22 September 2025

Europe - EU urged to close e-commerce loopholes to protect imports

The European Footwear Confederation (CEC), together with 63 other European entities, have urged the EU to close regulatory loopholes that allow unsafe, non-compliant products from non-EU sellers to reach consumers via online marketplaces. By ILM.


As e-commerce expands, these platforms have become key gateways for developing countries’ goods, often bypassing EU requirements that an EU-based economic operator ensures, like product and packaging compliance. With rising e-commerce volumes (4.6 billion small parcels annually), especially during sales peaks like Black Friday or Christmas-period shopping, this loophole poses growing risks to consumer safety, environmental goals and fair competition.

Currently, online marketplaces are not legally recognised as economic operators, so they are only required to act when informed of non-compliance. The Digital Services Act, General Product Safety Regulation and Green Deal have not resolved this gap.

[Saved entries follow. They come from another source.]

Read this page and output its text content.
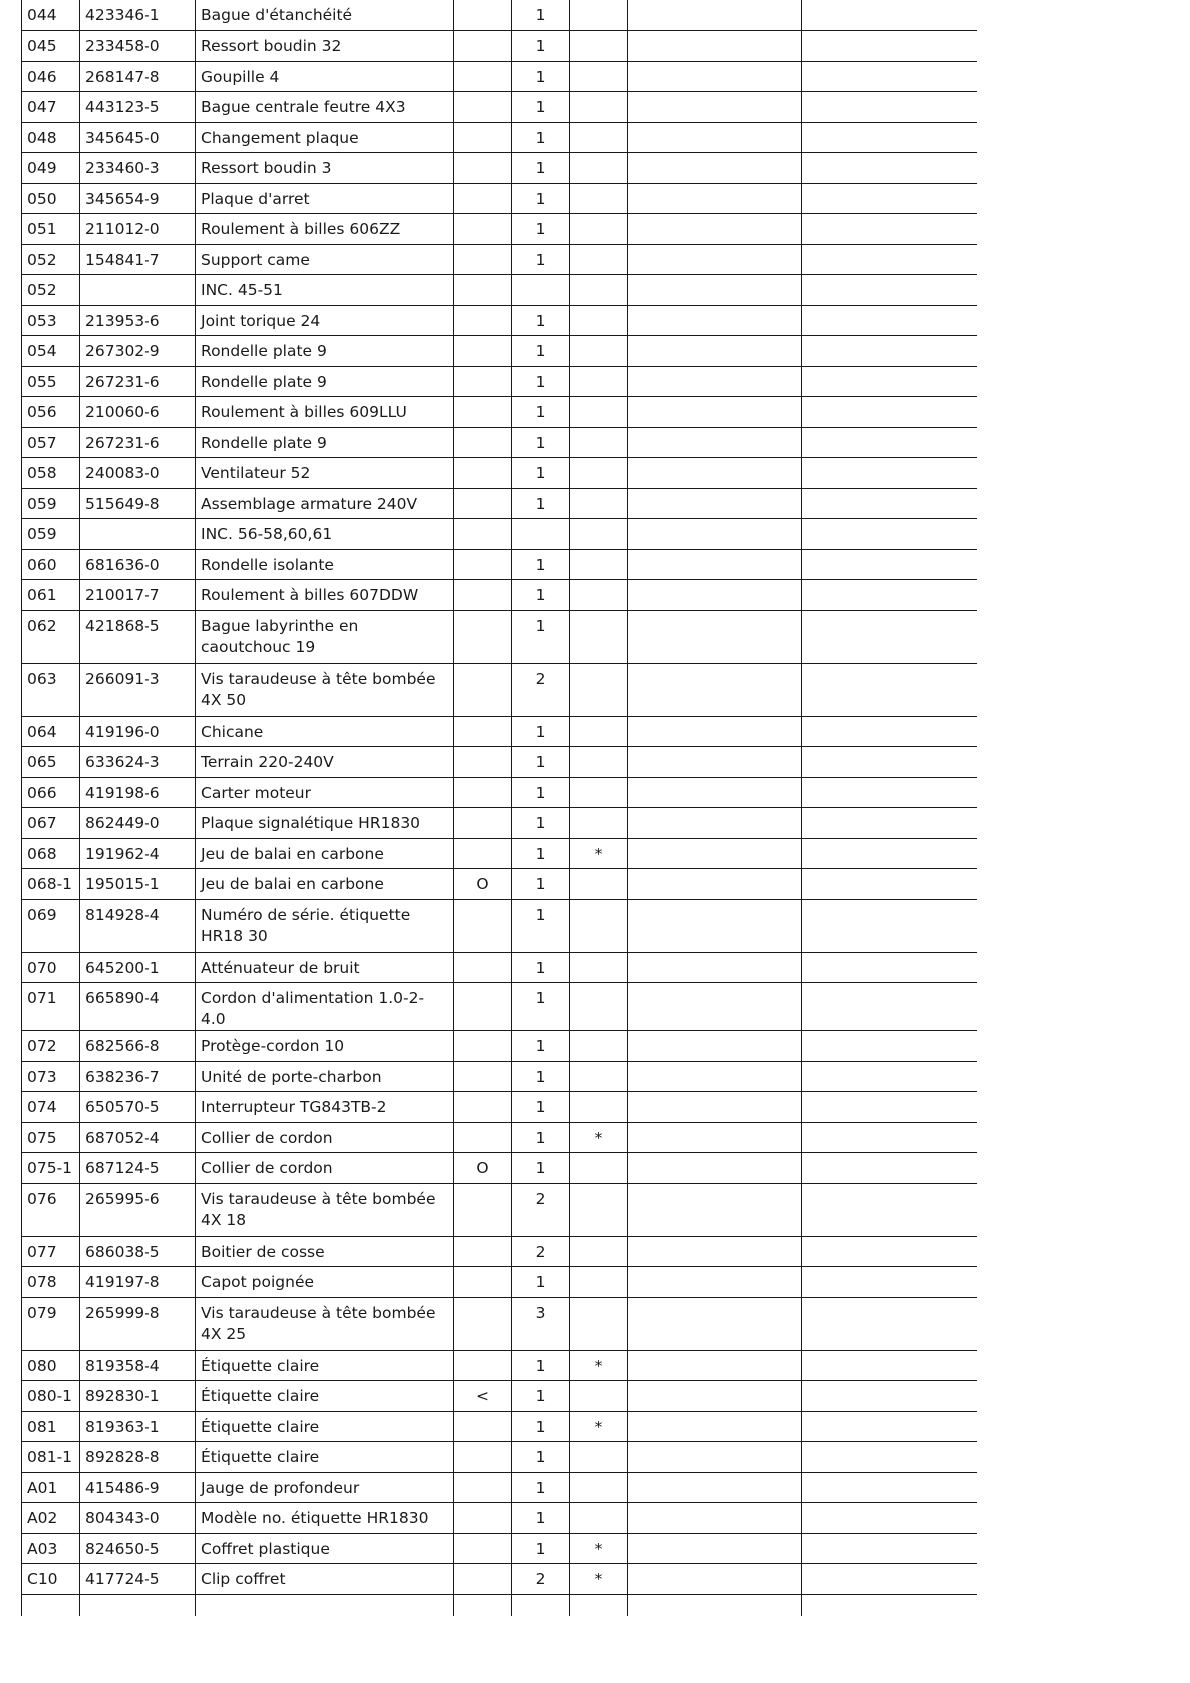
044	423346-1	Bague d'étanchéité		1			
045	233458-0	Ressort boudin 32		1			
046	268147-8	Goupille 4		1			
047	443123-5	Bague centrale feutre 4X3		1			
048	345645-0	Changement plaque		1			
049	233460-3	Ressort boudin 3		1			
050	345654-9	Plaque d'arret		1			
051	211012-0	Roulement à billes 606ZZ		1			
052	154841-7	Support came		1			
052		INC. 45-51					
053	213953-6	Joint torique 24		1			
054	267302-9	Rondelle plate 9		1			
055	267231-6	Rondelle plate 9		1			
056	210060-6	Roulement à billes 609LLU		1			
057	267231-6	Rondelle plate 9		1			
058	240083-0	Ventilateur 52		1			
059	515649-8	Assemblage armature 240V		1			
059		INC. 56-58,60,61					
060	681636-0	Rondelle isolante		1			
061	210017-7	Roulement à billes 607DDW		1			
062	421868-5	Bague labyrinthe en caoutchouc 19		1			
063	266091-3	Vis taraudeuse à tête bombée 4X 50		2			
064	419196-0	Chicane		1			
065	633624-3	Terrain 220-240V		1			
066	419198-6	Carter moteur		1			
067	862449-0	Plaque signalétique HR1830		1			
068	191962-4	Jeu de balai en carbone		1	*		
068-1	195015-1	Jeu de balai en carbone	O	1			
069	814928-4	Numéro de série. étiquette HR18 30		1			
070	645200-1	Atténuateur de bruit		1			
071	665890-4	Cordon d'alimentation 1.0-2-4.0		1			
072	682566-8	Protège-cordon 10		1			
073	638236-7	Unité de porte-charbon		1			
074	650570-5	Interrupteur TG843TB-2		1			
075	687052-4	Collier de cordon		1	*		
075-1	687124-5	Collier de cordon	O	1			
076	265995-6	Vis taraudeuse à tête bombée 4X 18		2			
077	686038-5	Boitier de cosse		2			
078	419197-8	Capot poignée		1			
079	265999-8	Vis taraudeuse à tête bombée 4X 25		3			
080	819358-4	Étiquette claire		1	*		
080-1	892830-1	Étiquette claire	<	1			
081	819363-1	Étiquette claire		1	*		
081-1	892828-8	Étiquette claire		1			
A01	415486-9	Jauge de profondeur		1			
A02	804343-0	Modèle no. étiquette HR1830		1			
A03	824650-5	Coffret plastique		1	*		
C10	417724-5	Clip coffret		2	*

According to the group, made up of EU policymakers, environmental and consumer NGOs, industry and retail and wholesale groups, the following is needed:

  • All products sold in the EU must have an EU-based operator that is legally responsible for their full compliance.
  • Online marketplaces must be recognised as economic operators, which ensures they are legally responsible for products from unreachable or non-EU sellers.
  • Online marketplaces must verify product compliance, enforce seller traceability, ensure and assume EPR responsibilities and be held liable for non-compliance.
  • For strengthened product and seller traceability, there must be EU databases and strictly enforced DSA requirements.
  • For strengthened customs for small parcel imports, the EU should adopt the ‘deemed importer’ rule, abolish the De Minimis threshold, and tighten oversight of small parcel imports to ensure compliance.
  • For strengthened enforcement of existing EU rules, resources and stronger EU-level enforcement is needed to police non-EU sellers and block non-compliant online marketplace goods.


Examples and data

Recent data presented in the joint statement highlights widespread non-compliance in EU online marketplaces: courts have ruled against Intense Pulsed Light (IPL) device sellers for lacking EU-authorised representatives; a 2024 Lighting Europe mystery shopper study found 100% of inspected lamps and LED products were non-compliant; Germany’s mandatory WEEE checks doubled registrations, showing improved compliance when enforced; Eunomia found 5–10% of online electronics sales avoid EPR fees, totalling 460,000–920,000 tons annually; and a 2024 TIE study revealed 80% of toys from third-party sellers fail EU safety standards, posing risks to children.